“Never in a million years did we think we would ever come back.”
It was a real trip down memory lane as lifelong friends Jenny Parker & Pat Toohie made an emotional return to RAF High Wycombe after fifty-nine years to relive the memories they had shared as teenagers.
Since the age of thirteen Jenny had wanted to join the RAF. In 1965 at aged eighteen, Jenny was granted her wish. She left the tight knit village of Hathersage in the Derbyshire Dales - “I felt independent with new adventures ahead!” said the former stewardess - and signed up as an Aircrafts Woman (ACW) before attending RAF Spitalgate (now an Army barracks) in Lincolnshire for basic training. “Depending on the trade you chose determined where you were sent after that. I wanted the Nursing Corps but my education was not good enough,” said Jenny. “At the time they were desperate for stewards and stewardesses, so that is what I became….we were glorified waitresses, really,” laughed Jenny. An eight-week intensive course at a catering school in Hereford followed where you were taught everything from laying a table correctly to dining etiquette. Her first posting was RAF High Wycombe.
(left image, Mission Huts. Right image, Officer's Mess)
Cambridgeshire based Jenny and Birmingham based Pat both decided to rekindle memories of a site that held so many happy experiences. “It was like coming home,” said a tearful Jenny as they entered the Officer’s Mess on 2 Site. The Mess brought back a flood of memories. “I can’t breathe….I am just so emotional. It is like my heart has been ripped out. I am so happy,” cried Jenny. The Main Hall of the Mess had not changed according to the plucky duo, except the tables were smaller. “The soul is still here in a way,” reflected Pat.
“I can’t believe I am here. It really is going to be like a dream when I get home.”
RAF High Wycombe veteran and former mess manager, Dave Brown was on hand to ladle out the banter and share memories of times long ago including dining in nights and shenanigans in the kitchens. “We used to work twenty-four to forty-eight hours with no sleep,” recalled Jenny. “No matter who passed you, you had to stand to attention. It was a very strict time!” Pat, who served for a year in the Air Force before marrying a fellow steward summed up her time at High Wycombe; “There were so many laughs, that’s all I remember from my time in the Air force! It put you in good stead for life. The camaraderie was amazing. We always looked after each other’s backs, and you had to mature very fast back then.”
Jenny has fond recollections of being the only person from RAF High Wycombe to be selected one year to go to the Queen Mother’s Garden Party and to the Prime Minister’s country home, Chequers where incumbent Prime Minster, Harold Wilson was entertaining a delegation from India. “I had to iron a beautiful sari for one of the ladies,” said Jenny, laughing. The happy-go-lucky former stewardess who spent much of her later career in the property industry, recalls the time she was demobbed in 1969; “I was hoisted into a sink in the kitchen and covered in flour. The staff threw all sorts of stuff at me, then they hosed me down with a hose pipe!” Of course, nothing like that would ever happen in this day and age! Pat was demobbed in 1967.

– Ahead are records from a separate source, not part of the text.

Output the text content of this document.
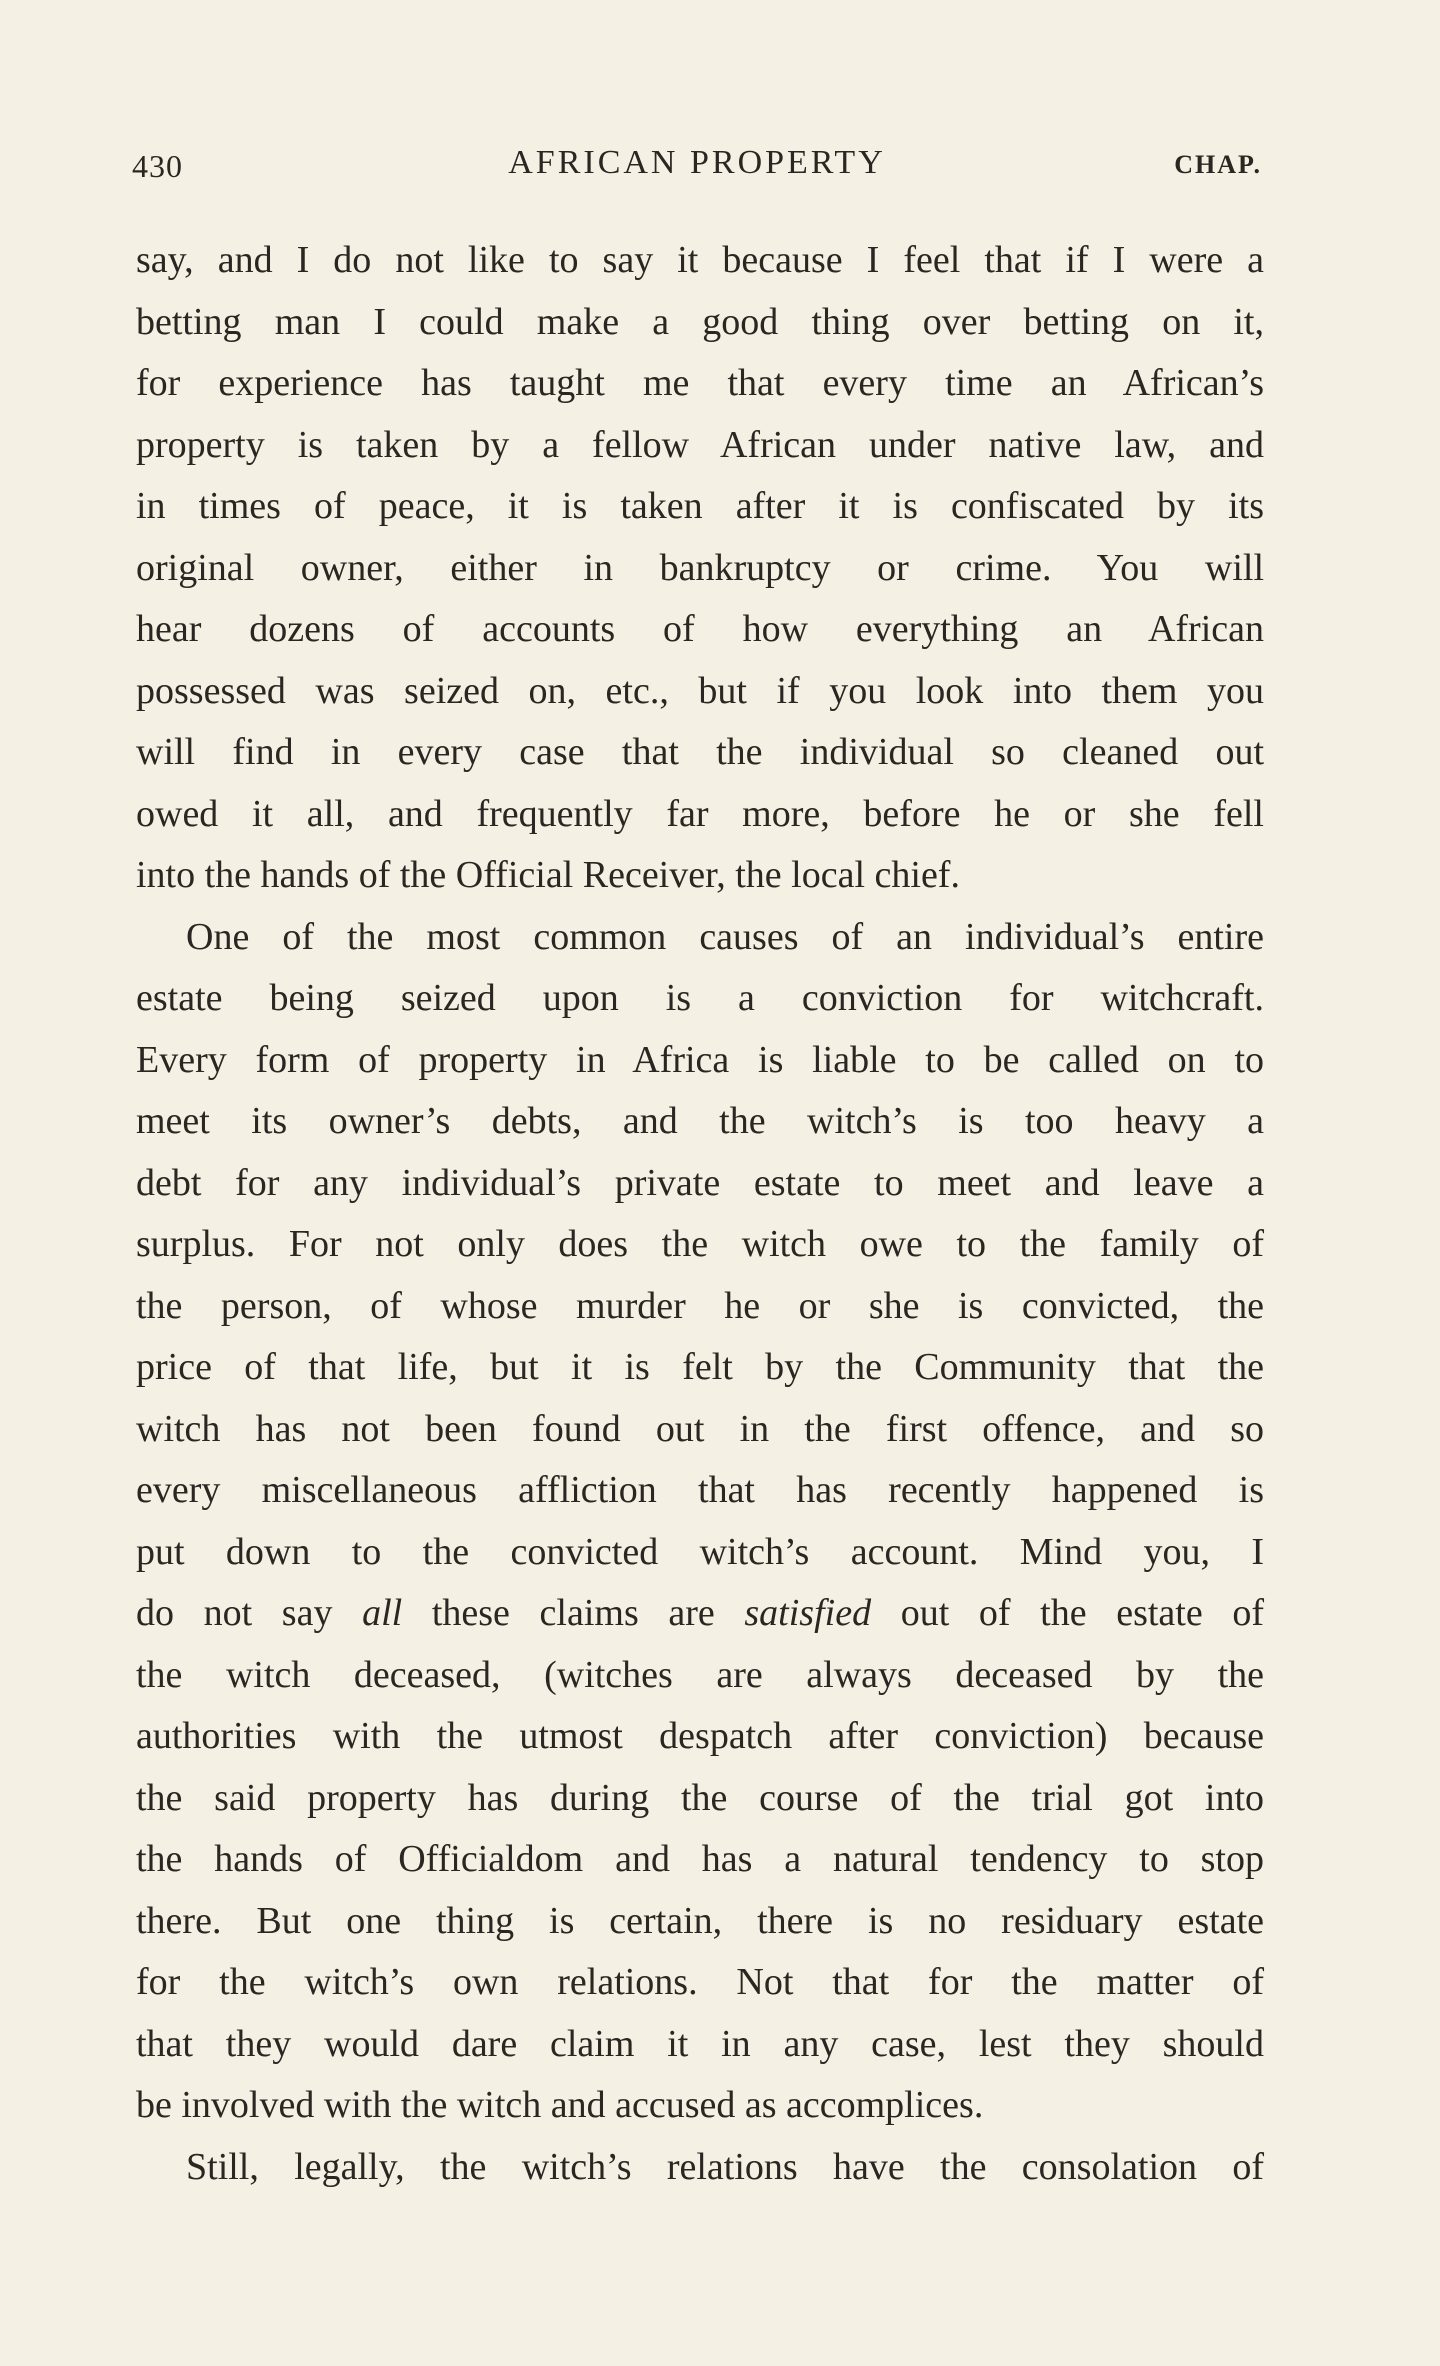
430	AFRICAN PROPERTY	CHAP.
say, and I do not like to say it because I feel that if I were a
betting man I could make a good thing over betting on it,
for experience has taught me that every time an African’s
property is taken by a fellow African under native law, and
in times of peace, it is taken after it is confiscated by its
original owner, either in bankruptcy or crime. You will
hear dozens of accounts of how everything an African
possessed was seized on, etc., but if you look into them you
will find in every case that the individual so cleaned out
owed it all, and frequently far more, before he or she fell
into the hands of the Official Receiver, the local chief.
One of the most common causes of an individual’s entire
estate being seized upon is a conviction for witchcraft.
Every form of property in Africa is liable to be called on to
meet its owner’s debts, and the witch’s is too heavy a
debt for any individual’s private estate to meet and leave a
surplus. For not only does the witch owe to the family of
the person, of whose murder he or she is convicted, the
price of that life, but it is felt by the Community that the
witch has not been found out in the first offence, and so
every miscellaneous affliction that has recently happened is
put down to the convicted witch’s account. Mind you, I
do not say all these claims are satisfied out of the estate of
the witch deceased, (witches are always deceased by the
authorities with the utmost despatch after conviction) because
the said property has during the course of the trial got into
the hands of Officialdom and has a natural tendency to stop
there. But one thing is certain, there is no residuary estate
for the witch’s own relations. Not that for the matter of
that they would dare claim it in any case, lest they should
be involved with the witch and accused as accomplices.
Still, legally, the witch’s relations have the consolation of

“My eighteen-year-old self is stood next to me. She is walking with me all the time I am here.”
The ladies were treated to lunch in the Warrant Officer’s & Sergeant’s Mess before being introduced to two serving ladies of the RAF, our SWO, Mrs Ward and Corporal Pring where the uniforms were examined. Apparently, they were very similar to those of the 1960s....except nowadays female personnel are not required to wear blue bloomers!
After some photographs were taken and new memories made, the ladies were given a cheery farewell.